Question

Let \({\rm{r}}\left( {\rm{t}} \right)\) be the rate at which the world's oil is consumed, where t is measured in years starting at \({\rm{t = 0}}\) on January 1 , 2000 , and \({\rm{r}}\left( {\rm{t}} \right)\) is measured in barrels per year. What does \(\int_{\rm{0}}^{\rm{3}} {\rm{r}} {\rm{(t)dt}}\) represent?

Short answer

The net change in global oil consumption in barrels from year 0 to year 3 is \(\int_0^3 r (t)dt\).

Step-by-step solution

Definition the Net Change Theorem

The integral of a rate of change is considered in the net change theorem.

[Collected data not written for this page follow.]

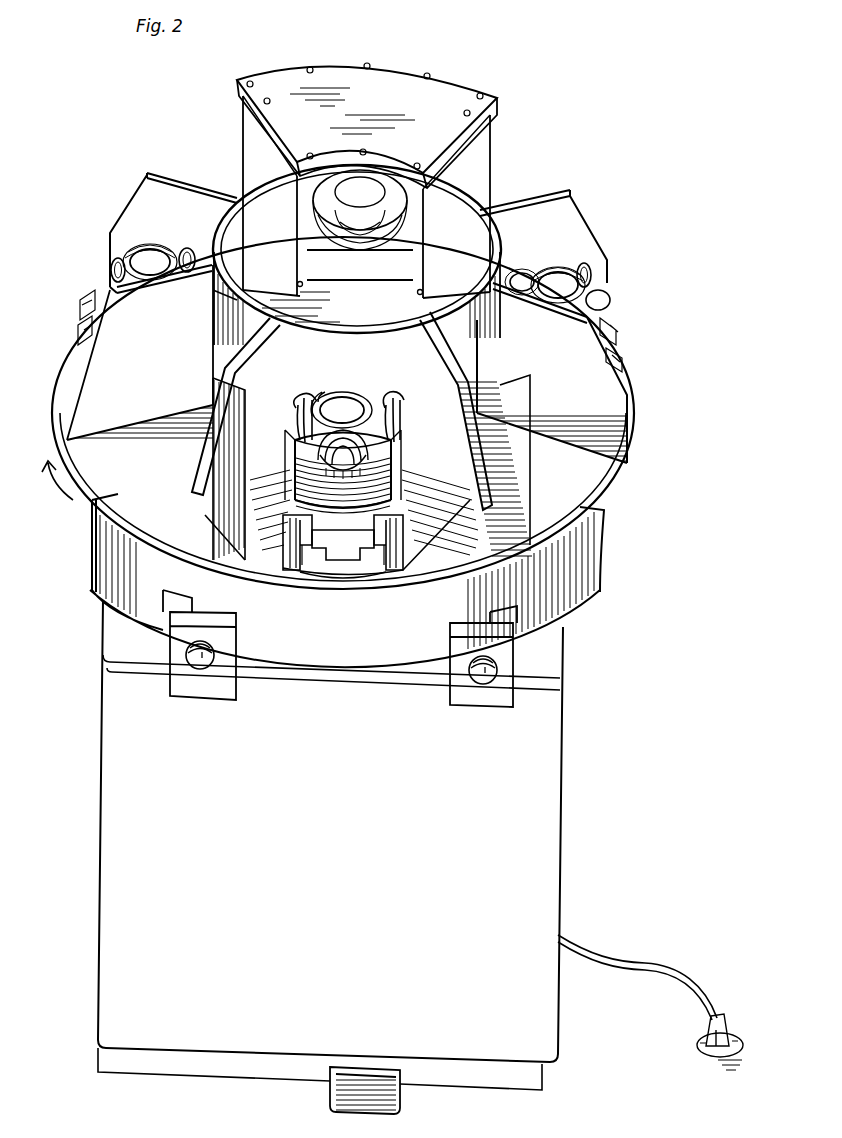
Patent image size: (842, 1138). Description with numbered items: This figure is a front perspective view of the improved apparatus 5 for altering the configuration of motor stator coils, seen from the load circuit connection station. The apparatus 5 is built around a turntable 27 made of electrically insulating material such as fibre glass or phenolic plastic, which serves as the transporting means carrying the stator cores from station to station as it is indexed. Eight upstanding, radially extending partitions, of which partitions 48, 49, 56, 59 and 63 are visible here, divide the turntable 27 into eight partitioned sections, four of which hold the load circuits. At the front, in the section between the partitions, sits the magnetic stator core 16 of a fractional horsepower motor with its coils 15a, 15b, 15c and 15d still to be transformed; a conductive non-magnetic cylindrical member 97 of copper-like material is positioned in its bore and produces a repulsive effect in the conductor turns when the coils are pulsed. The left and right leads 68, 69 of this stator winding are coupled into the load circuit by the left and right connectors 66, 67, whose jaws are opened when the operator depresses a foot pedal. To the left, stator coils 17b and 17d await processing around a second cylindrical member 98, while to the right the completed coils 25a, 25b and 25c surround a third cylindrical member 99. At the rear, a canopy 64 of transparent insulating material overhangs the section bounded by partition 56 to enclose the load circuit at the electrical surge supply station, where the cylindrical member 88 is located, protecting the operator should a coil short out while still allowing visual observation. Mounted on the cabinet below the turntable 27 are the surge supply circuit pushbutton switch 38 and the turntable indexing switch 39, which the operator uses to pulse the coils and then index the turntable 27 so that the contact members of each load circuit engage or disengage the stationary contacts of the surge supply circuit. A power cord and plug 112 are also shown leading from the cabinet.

The improved apparatus 5 is at (358, 314).
The coil 15a is at (336, 393).
The coil 15b is at (403, 350).
The coil 15c is at (394, 448).
The coil 15d is at (298, 405).
The magnetic stator core 16 is at (289, 406).
The coil 17b is at (187, 250).
The coil 17d is at (112, 272).
The coil 25a is at (588, 268).
The coil 25b is at (612, 302).
The coil 25c is at (528, 272).
The turntable 27 is at (588, 573).
The surge supply circuit pushbutton switch 38 is at (204, 657).
The turntable indexing switch 39 is at (478, 667).
The partition 48 is at (145, 392).
The partition 49 is at (167, 170).
The partition 56 is at (255, 145).
The partition 59 is at (602, 414).
The partition 63 is at (490, 485).
The canopy 64 is at (480, 143).
The left connector 66 is at (286, 546).
The right connector 67 is at (395, 551).
The left lead 68 is at (300, 512).
The right lead 69 is at (390, 481).
The cylindrical member 88 is at (370, 185).
The cylindrical member 97 is at (346, 403).
The cylindrical member 98 is at (150, 258).
The cylindrical member 99 is at (559, 282).
The plug 112 is at (710, 1036).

It states that when a quantity changes, the new value is equal to the initial value plus the integral of that quantity's rate of change. There are two methods to express the formula. The second is the definite integral, which is more familiar.

Finding the Net change

According to Net change theorem,

If\({\bf{r}}\left( {\bf{t}} \right)\)is the rate of consumption of world's oil,\(R\left( t \right)\), with respect to year,\(t\).

Then, \(\int_0^3 r (t)dt = R(3) - R(0)\)

As a result, the net change in global oil consumption in barrels from year 0 to year 3 is \(\int_0^3 r (t)dt\).